Nature: Municipal tax levied on income earned from the performance of industrial, commercial or service activities carried out directly or indirectly by individuals, legal entities or unincorporated companies in the respective municipal jurisdictions.

Territoriality: Paid to the municipality in which the taxable activity is performed. Specific rules are followed for determining where the activity is preformed or where the service is rendered.

Tax base: Taxpayer’s income obtained during the tax period.

Tax rate: From 0.2% to 1% of net income, depending on the type of business activity.

B) Indirect tax

Sales tax (value added tax, VAT)

Nature: National-level indirect tax levied on services, the sale and import of movable property, the sale or transfer of rights over intangible assets and games of luck and chance.

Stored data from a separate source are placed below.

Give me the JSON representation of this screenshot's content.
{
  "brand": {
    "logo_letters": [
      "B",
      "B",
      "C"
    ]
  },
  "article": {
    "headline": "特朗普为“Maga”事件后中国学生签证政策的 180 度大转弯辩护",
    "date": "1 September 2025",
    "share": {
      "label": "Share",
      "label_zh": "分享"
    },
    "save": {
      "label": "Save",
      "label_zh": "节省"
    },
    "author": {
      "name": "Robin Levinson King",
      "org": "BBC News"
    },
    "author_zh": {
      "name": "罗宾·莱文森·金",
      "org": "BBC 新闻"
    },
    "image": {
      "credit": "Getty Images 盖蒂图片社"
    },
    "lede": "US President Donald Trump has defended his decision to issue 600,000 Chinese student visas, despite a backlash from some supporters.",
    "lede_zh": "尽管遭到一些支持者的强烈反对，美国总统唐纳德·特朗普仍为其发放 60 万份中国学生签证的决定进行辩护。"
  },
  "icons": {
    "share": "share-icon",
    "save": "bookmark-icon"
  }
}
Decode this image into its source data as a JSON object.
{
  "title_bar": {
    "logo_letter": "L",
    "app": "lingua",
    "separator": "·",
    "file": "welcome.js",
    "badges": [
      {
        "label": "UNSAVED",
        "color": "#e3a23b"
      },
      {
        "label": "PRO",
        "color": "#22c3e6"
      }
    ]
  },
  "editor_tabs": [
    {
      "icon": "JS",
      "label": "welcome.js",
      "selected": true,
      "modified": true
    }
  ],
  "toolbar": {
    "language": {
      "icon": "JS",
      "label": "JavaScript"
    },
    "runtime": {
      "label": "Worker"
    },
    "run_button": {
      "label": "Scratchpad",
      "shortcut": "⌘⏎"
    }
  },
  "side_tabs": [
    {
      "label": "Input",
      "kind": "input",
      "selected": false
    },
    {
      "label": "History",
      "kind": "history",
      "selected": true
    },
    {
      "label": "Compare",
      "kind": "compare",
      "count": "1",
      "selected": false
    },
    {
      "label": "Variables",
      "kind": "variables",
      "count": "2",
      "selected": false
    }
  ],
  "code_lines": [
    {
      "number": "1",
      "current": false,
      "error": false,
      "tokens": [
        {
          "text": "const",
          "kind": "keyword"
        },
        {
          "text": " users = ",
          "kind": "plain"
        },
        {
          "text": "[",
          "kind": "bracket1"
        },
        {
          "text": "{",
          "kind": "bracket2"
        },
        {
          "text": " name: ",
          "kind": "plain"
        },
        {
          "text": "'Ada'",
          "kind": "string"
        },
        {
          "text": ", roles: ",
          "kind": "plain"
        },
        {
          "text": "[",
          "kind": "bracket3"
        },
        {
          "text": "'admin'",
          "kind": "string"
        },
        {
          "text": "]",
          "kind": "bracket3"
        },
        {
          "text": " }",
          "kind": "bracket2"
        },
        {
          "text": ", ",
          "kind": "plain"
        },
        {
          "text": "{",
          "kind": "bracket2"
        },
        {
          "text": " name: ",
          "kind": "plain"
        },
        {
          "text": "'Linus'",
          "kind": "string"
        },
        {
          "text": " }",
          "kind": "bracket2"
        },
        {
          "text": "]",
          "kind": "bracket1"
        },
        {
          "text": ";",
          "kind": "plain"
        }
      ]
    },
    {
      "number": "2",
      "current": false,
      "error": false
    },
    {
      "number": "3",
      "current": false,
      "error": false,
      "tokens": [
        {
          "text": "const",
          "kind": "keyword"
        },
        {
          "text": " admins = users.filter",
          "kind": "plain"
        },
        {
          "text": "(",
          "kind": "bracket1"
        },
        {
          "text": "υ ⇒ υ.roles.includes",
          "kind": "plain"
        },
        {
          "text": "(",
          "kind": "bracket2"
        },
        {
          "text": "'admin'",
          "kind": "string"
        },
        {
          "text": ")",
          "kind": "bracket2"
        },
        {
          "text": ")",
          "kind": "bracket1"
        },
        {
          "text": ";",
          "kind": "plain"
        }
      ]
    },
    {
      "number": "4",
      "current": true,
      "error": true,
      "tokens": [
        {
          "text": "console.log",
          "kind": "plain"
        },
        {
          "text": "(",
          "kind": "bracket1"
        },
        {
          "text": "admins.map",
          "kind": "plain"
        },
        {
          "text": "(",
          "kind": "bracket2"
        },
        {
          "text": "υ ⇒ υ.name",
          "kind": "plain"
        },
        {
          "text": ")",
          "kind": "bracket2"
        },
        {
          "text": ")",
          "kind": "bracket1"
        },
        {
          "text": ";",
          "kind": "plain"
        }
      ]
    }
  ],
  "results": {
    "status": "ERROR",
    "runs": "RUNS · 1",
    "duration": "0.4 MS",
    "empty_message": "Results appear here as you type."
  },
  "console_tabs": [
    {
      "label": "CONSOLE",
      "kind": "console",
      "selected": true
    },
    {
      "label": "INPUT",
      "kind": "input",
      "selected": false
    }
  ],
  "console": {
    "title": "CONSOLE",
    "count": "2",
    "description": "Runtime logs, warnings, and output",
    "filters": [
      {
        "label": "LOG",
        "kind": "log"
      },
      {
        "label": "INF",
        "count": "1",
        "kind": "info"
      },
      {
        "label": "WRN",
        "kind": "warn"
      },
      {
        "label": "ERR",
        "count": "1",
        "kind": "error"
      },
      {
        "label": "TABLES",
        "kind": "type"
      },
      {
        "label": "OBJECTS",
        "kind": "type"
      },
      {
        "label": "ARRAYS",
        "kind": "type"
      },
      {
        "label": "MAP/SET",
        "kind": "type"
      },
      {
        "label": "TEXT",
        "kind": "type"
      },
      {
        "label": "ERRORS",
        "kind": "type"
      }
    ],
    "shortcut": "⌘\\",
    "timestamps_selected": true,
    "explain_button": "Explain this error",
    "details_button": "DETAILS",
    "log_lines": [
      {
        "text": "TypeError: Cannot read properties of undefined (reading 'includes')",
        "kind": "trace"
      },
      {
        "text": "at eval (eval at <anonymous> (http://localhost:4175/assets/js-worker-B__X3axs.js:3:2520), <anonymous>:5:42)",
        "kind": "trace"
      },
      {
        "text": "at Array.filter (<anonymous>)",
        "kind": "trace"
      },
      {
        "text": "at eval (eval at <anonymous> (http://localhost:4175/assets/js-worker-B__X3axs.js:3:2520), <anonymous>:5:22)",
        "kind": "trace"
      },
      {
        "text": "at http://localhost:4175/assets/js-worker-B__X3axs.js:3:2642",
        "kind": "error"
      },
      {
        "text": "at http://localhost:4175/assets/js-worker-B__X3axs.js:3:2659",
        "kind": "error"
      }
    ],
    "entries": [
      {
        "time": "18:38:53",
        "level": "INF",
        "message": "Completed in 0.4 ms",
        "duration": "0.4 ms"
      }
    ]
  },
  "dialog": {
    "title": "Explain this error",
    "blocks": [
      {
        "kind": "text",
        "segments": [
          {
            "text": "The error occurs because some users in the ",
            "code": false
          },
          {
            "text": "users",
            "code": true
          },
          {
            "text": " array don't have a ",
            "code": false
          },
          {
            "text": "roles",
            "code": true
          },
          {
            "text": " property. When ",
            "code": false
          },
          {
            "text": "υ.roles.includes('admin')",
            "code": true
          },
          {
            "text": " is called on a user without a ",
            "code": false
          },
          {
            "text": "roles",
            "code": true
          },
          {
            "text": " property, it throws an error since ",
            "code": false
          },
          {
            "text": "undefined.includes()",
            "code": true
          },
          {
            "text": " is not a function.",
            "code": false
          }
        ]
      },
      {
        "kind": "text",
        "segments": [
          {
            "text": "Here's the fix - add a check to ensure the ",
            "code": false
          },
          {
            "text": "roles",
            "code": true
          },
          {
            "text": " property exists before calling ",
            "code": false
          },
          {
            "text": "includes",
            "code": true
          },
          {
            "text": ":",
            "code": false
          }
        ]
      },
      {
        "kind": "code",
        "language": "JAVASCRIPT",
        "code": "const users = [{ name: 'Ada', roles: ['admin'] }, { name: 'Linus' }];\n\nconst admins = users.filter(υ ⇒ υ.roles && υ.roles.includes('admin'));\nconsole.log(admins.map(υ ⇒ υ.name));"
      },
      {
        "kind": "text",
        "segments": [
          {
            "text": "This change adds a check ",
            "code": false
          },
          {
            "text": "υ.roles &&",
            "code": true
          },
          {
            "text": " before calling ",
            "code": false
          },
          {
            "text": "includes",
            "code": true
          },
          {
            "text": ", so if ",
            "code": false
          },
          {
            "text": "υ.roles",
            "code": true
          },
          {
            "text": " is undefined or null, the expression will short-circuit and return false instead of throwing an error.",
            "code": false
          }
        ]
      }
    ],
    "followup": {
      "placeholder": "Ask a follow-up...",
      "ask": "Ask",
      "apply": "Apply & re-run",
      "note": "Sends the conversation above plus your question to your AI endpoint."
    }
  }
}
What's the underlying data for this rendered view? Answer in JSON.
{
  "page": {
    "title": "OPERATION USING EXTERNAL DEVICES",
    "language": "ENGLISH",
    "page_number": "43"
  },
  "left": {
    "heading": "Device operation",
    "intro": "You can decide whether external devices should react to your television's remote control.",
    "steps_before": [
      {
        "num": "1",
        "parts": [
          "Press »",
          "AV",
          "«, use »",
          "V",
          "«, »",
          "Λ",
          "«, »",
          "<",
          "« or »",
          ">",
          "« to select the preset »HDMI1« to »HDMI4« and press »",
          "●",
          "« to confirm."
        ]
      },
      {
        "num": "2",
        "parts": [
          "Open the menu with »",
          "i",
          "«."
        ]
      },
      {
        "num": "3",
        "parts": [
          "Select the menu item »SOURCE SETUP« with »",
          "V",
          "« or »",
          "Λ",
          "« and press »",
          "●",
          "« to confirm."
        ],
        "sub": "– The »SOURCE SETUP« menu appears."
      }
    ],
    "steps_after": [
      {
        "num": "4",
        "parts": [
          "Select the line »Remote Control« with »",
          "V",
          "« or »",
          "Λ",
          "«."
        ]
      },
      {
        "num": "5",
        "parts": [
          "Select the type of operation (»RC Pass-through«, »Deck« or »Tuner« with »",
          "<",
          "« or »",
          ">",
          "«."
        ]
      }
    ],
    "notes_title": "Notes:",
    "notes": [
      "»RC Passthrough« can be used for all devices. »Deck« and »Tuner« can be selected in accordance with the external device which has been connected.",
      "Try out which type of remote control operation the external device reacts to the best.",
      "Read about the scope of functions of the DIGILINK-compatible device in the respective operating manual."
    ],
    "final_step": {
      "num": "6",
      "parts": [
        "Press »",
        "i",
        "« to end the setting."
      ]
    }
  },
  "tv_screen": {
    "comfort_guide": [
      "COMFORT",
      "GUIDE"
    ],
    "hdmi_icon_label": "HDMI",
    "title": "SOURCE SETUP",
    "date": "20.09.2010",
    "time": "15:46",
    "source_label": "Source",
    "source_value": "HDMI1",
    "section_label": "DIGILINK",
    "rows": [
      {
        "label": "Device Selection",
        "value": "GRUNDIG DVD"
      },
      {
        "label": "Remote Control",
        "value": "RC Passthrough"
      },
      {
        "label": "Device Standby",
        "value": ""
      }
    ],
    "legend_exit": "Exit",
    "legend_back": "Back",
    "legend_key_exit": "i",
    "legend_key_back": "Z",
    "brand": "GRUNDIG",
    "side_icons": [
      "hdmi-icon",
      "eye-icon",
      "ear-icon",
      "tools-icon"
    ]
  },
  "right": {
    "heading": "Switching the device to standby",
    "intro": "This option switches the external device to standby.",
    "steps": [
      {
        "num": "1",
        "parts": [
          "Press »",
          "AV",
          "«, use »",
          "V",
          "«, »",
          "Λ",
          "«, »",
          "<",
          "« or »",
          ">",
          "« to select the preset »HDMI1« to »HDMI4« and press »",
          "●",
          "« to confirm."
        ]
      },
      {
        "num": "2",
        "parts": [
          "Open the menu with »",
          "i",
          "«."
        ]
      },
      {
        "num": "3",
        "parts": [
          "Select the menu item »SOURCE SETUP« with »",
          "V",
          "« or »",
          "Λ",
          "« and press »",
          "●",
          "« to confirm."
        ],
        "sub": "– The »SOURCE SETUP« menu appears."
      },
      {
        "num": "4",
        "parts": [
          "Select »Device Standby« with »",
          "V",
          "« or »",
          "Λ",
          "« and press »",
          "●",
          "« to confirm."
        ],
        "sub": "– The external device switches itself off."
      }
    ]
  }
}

Tax rate: The standard tax rate is 19%.

Specific issues:

  • VAT paid on the acquisition of fixed assets cannot be deducted by the taxpayer.
  • In works contracts, VAT is only charged on the contractor’s profits and therefore all input VAT is added to the value of the cost or expense.

Other taxes

Excise tax: Levied on the provision of or sale to the end consumer, or import by the end consumer, of mobile telephone services, internet services, vehicles constituting fixed assets, restaurant services, and sales of certain domestic or imported movable tangible property (vehicles). Tax rate: 4% to 16%

Financial transactions tax: Permanent tax collected through on-the-spot withholding. Among others, the taxable event is the performance of financial transactions that involve the disposal of funds deposited in checking or savings accounts as well as in deposit accounts with Banco de la República, and the issuance of cashier’s checks. Tax rate: 0.4% of the total transaction value.

Property tax: Levied on ownership of real estate. Consequently, the property tax payers are the owners or holders of the real property.

Registry tax: Levied on all acts, contracts or business set in documents that must be registered with the chambers of commerce (e.g., incorporation of companies) or with public registry offices (e.g., property transfers). Tax rate: between 0.3% and 1%, based on the procedure in question.

Social security contributions

Maximum base: 25 times the minimum monthly legal wage (2018: COP$19,531,050)

Contribution rates under the general program: Contributions to the public health system amount to 12.5% of the base salary. 8.5% of this figure is paid by the employer and 4% by the employee.

Pension system: Employers pay 12% of the total contribution and employees pay the remaining 4%. Employees earning more than four times the minimum monthly legal wage must pay an additional 1% for the pension solidarity fund.

Occupational risks: Employers must pay between 0.348% and 8.7%.

Foreign workers may opt to not pay into the Colombian pension system, providing they pay into a home-country pension system with similar characteristics.

Labor and employment matters

Regulation: The labor relationship is governed by the employment contract, international treaties and agreements to which Colombia is party, and by the Colombian Labor Code.

Types of contracts:

  • Indefinite-term
  • Fixed-term
  • Duration of the contracted work or job
  • Occasional or temporary

Salary: May be established in the employment contract, the collective labor agreement and/or in the collective bargaining agreement with non-unionized workers. May not be less than the minimum monthly legal wage (COP$781,242 in 2018).

Working hours: As agreed in the employment contract, the collective labor agreement and/or in the collective bargaining agreement with non-unionized workers. Not to exceed 48 hours per week.

Vacation: 15 business days paid vacation per year worked.

Business succession: Employees’ labor relationships are not extinguished or modified in the event of a business succession through sale, transfer, squeeze-out, etc.

Foreign workers: A work permit or work visa is required (depending on the contract and the type of work).